Solutions are found in the form of $e^{-\alpha\rho}\rho^l Q(\rho)$ where $Q(\rho)$ is a polynomial satisfying \begin{equation} \rho Q''+(2l+2-2\alpha \rho)+(\eta-2\alpha)\rho -2\alpha l)Q=0 \label{eq-8.1.12} \end{equation} It is known that such solution (polynomial of degree exactly $n-l-1$, $n=l+1,l+2,\ldots$) exists and is unique (up to a multiplication by a constant) iff $2\alpha (n-1)+ 2\alpha -\eta=0$ i.e. $\alpha= \frac{\eta}{2n}$ and also $l\le n-1$. Such polynomials are called Laguerre polynomials.

Therefore $E_n =- \frac{\kappa}{n^2}$ (one can calculate $\kappa$) and has multiplicity $\sum_{l=0}^{n-1} \sum_{m=-l}^l 1= \sum_{l=0}^{n-1} (2l+1)=\frac{1}{2}n(n+1)$.

**Remark 2.**
We see that $E_n$ are very degenerate. Different perturbations decrease or remove degenerations splitting these eigenvalues into clusters of less degenerate or non-degenerate eigenvalues.

Consider now 3D-wave equation in the ball
\begin{equation}
u_{tt}-c^2 \Delta u=0\qquad \rho \le a
\label{eq-8.1.13}
\end{equation}
with Dirichlet or Neumann boundary conditions. Separating $t$ and the spatial variables $u=T(t) v(x,y,z)$ we get *Helmholtz equation*
\begin{equation}
\Delta v=-\lambda v\qquad \rho \le a \label{eq-8.1.14}
\end{equation}
with the same boundary condition and
\begin{equation}
T''=-c^2 \lambda T
\label{eq-8.1.15}
\end{equation}
Separating $\rho$ from spherical variables $\phi,\theta$ we get
\begin{equation*}
\underbracket{\frac{\rho^2 P''+2\rho P'+\lambda P}{\rho^2 P}}+
\underbracket{\frac{\Lambda Y }{Y}}=0
\end{equation*}
and therefore both selected expressions must be $\mu$ and $-\mu$ respectively. So $Y(\phi,\theta)$ is a spherical harmonic and $\mu=l(l+1)$. Then
\begin{equation}
\rho^2 P''+2\rho P'+(\lambda \rho^2 - l(l+1) )P=0.
\label{eq-8.1.16}
\end{equation}
As $\lambda=1$ Ssolutions are *spherical Bessel functions* $j_l$ and $y_l$ which are called spherical Bessel functions of the 1st kind and of the 2nd kind, respectively, and the former are regular at $0$.
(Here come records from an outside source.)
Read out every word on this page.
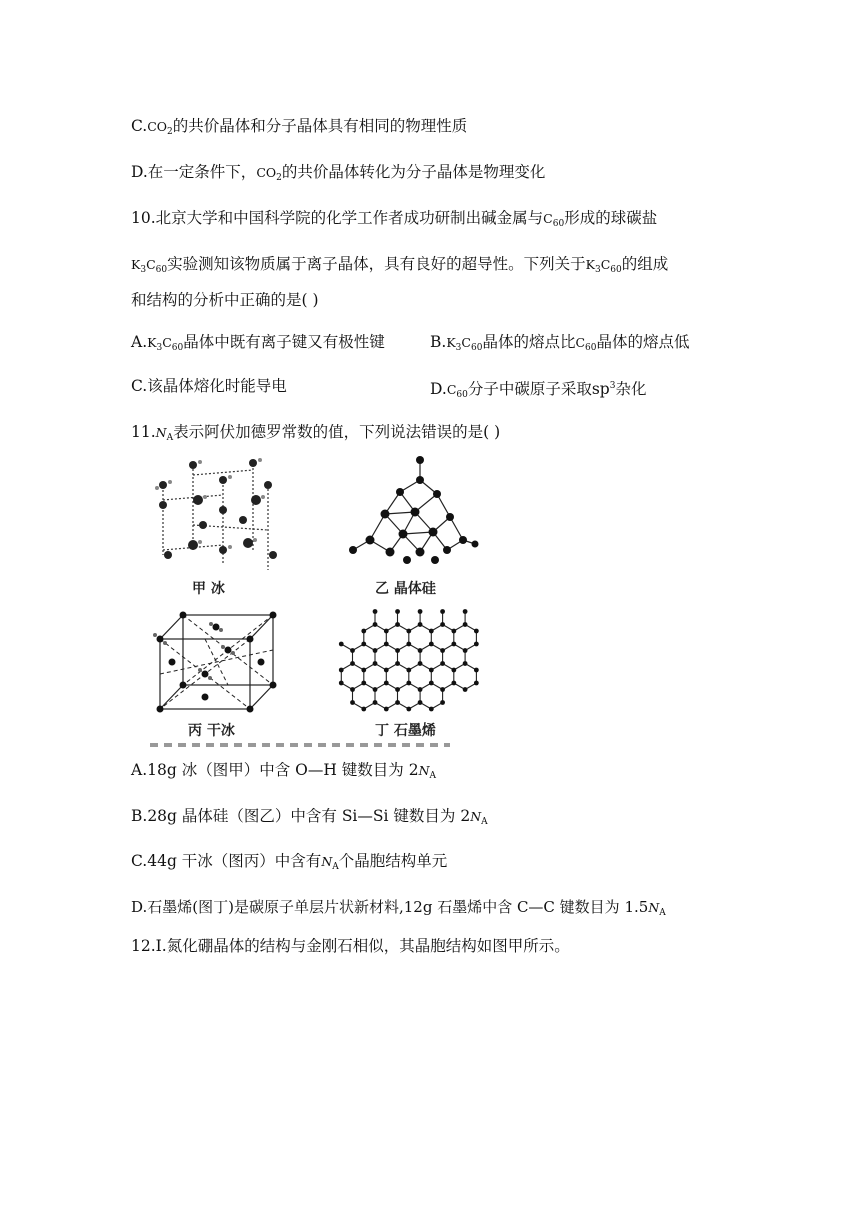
$C.CO_2$的共价晶体和分子晶体具有相同的物理性质
D.在一定条件下，$CO_2$的共价晶体转化为分子晶体是物理变化
10.北京大学和中国科学院的化学工作者成功研制出碱金属与$C_{60}$形成的球碳盐
$K_3C_{60}$实验测知该物质属于离子晶体，具有良好的超导性。下列关于$K_3C_{60}$的组成
和结构的分析中正确的是( )
$A.K_3C_{60}$晶体中既有离子键又有极性键	$B.K_3C_{60}$晶体的熔点比$C_{60}$晶体的熔点低
C.该晶体熔化时能导电	$D.C_{60}$分子中碳原子采取$sp^3$杂化
$11.N_A$表示阿伏加德罗常数的值，下列说法错误的是( )
甲 冰	乙 晶体硅
丙 干冰	丁 石墨烯
A.18g 冰（图甲）中含 O—H 键数目为 $2N_A$
B.28g 晶体硅（图乙）中含有 Si—Si 键数目为 $2N_A$
C.44g 干冰（图丙）中含有$N_A$个晶胞结构单元
D.石墨烯(图丁)是碳原子单层片状新材料,12g 石墨烯中含 C—C 键数目为 $1.5N_A$
12.I.氮化硼晶体的结构与金刚石相似，其晶胞结构如图甲所示。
So $P=j_l(\rho\sqrt{\lambda})$ and for $u$ to satisfy Dirichlet or Neumann boundary conditions we need to impose the same conditions to $P$ resulting in \begin{gather} j_l (a\sqrt{\lambda}) =0,\\ j'_l (a\sqrt{\lambda}) =0,\end{gather} and then $\lambda = z_{l,n}^2a^{-2}$ and $\lambda = w_{l,n}^2a^{-2}$ respectively where $z_{l,n}$ and $w_{l,n}$ are $n$-th zero of $j_l$ or $j_l'$ respectively.